Mehr Einnahmen, aber vor allem mehr Sicherheit auf den Straßen bei gleichzeitig verbessertem Lärmschutz für die Bürgerinnen und Bürger verspricht sich die Verwaltung von einem semistationären Blitzer sowie der Anschaffung von sogenannten Dialog-Displays. Diese Anzeigen sollen Verkehrsteilnehmer darauf hinweisen, dass sie die zulässige Höchstgeschwindigkeit überschreiten. „Das funktioniert in Frankreich und Luxemburg sehr gut“, sagte Schultheis, „es ist eine präventive Maßnahme, die den Autofahrerinnen und - fahrern nicht sofort in die Tasche greift.“ Das ist beim neuen Blitzer, der im kommenden Frühjahr in Dienst gestellt werden soll, anders. Das ins Auge gefasste Modell kann an verschiedenen Problemstellen eingesetzt werden. „Damit sind wir flexibel. Ein stationärer Blitzer kostet bis zu 20 000 Euro und führt oft nur dazu, das vorher abgebremst und hinterher wieder beschleunigt wird“, sagte der Bürgermeister, „außerdem bräuchten wir neun, zehn oder elf Blitzer, wenn wir allen Anfragen aus der Bevölkerung nachkämen“.

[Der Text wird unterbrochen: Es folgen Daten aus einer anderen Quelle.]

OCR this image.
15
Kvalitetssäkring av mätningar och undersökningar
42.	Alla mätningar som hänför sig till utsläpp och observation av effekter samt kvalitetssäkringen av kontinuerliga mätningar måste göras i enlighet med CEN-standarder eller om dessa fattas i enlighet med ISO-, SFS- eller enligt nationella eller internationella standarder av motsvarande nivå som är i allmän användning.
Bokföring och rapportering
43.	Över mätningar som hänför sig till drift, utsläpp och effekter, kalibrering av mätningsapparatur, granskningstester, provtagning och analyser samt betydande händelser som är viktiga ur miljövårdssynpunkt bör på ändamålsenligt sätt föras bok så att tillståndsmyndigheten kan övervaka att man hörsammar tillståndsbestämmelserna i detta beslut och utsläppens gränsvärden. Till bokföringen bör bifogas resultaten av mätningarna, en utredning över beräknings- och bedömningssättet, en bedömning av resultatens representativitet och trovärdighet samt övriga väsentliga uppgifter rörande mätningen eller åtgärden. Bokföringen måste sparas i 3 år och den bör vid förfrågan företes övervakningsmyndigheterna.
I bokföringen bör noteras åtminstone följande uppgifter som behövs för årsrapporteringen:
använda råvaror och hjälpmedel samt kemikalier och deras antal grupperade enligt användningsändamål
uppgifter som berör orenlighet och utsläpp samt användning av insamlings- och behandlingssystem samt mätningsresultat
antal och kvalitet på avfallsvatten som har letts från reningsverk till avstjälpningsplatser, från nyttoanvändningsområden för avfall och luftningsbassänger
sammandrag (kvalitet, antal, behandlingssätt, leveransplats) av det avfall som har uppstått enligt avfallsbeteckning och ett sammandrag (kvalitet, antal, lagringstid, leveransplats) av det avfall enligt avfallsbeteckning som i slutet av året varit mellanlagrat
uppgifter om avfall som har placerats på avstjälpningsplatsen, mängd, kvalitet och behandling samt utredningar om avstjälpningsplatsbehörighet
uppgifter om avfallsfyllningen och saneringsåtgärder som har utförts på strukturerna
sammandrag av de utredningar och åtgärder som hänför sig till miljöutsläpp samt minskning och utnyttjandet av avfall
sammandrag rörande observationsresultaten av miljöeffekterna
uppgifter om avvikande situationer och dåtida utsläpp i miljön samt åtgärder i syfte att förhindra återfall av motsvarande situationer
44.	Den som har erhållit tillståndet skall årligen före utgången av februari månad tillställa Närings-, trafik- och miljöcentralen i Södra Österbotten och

Außerdem hat der Rat einstimmig den Beitritt der Stadt zum Verein „Wirtschaftsregion Saarbrücken“ beschlossen. Auf Antrag von SPD und Linken hatte zuvor Edmund Altmeyer, CDU-Bürgermeisterkandidat in Püttlingen, Mitarbeiter der Sparkasse Saarbrücken und Vorstandsmitglied des Vereins, die Ziele und Vorteile einer Mitgliedschaft dargelegt. „Wir wollen die kommunale Wirtschaftsförderung nicht ersetzen, sondern ergänzen. Wir haben viele tolle Erfindungen im Saarland, die aber nicht zu Existenzgründungen und Arbeitsplätzen führen, sondern abwandern“, sagte Altmeyer und verglich den Regionalverband mit dem Rhein-Neckar-Kreis, Aachen oder Berlin, „viele Hände und Ideen werden gebraucht, um die Region nach vorne zu bringen.“ Nach Saarbrücken, Völklingen, Püttlingen und Sulzbach ist Friedrichsthal nun die fünfte Kommune im Verein, dem laut Vorstandsmitglied Edmund Altmeyer bereits 45 Unternehmen angehören.